Within the last three years American Express has used considerable amounts of running money flow to repay debt. Also, American Express has significantly stepped-up its share repurchases over the last two years (internet reveal repurchases stood at $1.7 million in fiscal year 2011 and $3.5 million in fiscal year 2012). According to American Express' eight-month 2013 amounts and an uptick in operation impetus, I calculate that American Express may outshine its 2011 managing cash flow in both Fiscal-Year 2013 and 2014. With adjustments in internet credit related to historic ranges, I calculate that American Express can attain a strong rebound in free money flow to collateral and reach $5.4 million in FCFE in fiscal year 2014. This means a free cash flow to collateral per-share of $5.03 and an increased P/FCFE percentage of around eighteen.

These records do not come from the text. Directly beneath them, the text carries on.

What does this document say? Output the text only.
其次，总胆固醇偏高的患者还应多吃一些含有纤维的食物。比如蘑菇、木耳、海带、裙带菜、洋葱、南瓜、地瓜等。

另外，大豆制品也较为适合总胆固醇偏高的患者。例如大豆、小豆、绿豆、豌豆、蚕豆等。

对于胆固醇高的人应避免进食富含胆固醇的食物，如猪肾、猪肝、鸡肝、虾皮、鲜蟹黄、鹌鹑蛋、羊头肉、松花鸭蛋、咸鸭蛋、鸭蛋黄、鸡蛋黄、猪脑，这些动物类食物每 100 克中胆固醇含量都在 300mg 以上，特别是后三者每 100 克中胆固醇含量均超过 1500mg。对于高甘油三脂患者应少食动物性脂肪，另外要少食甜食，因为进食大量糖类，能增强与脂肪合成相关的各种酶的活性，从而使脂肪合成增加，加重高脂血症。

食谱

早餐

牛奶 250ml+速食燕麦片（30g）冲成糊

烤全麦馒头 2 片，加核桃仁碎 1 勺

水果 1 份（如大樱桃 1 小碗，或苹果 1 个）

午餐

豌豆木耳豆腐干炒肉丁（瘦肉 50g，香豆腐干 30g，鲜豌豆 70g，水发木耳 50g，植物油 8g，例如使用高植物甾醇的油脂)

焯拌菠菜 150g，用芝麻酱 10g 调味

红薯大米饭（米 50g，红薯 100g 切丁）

While the free funds flow percentage is just not reduced rather than always a deal, it does rightly indicate preceding-typical increase expectancies for American Express. I maintain a favorable perspective on the US economy and believe that the US market and US companies are great for a number of optimistic shocks in the next couple of years. Lower joblessness prices and rising rates of interest may help card organizations like American Express and warrant a superior value. American Express has major possible to improve its EPS over another growth period that the marketplace can prize with several growths. You can observe a huge change in American Express stock quote. Be sure to check American Express stock news from time to time on Bidnessetc.com.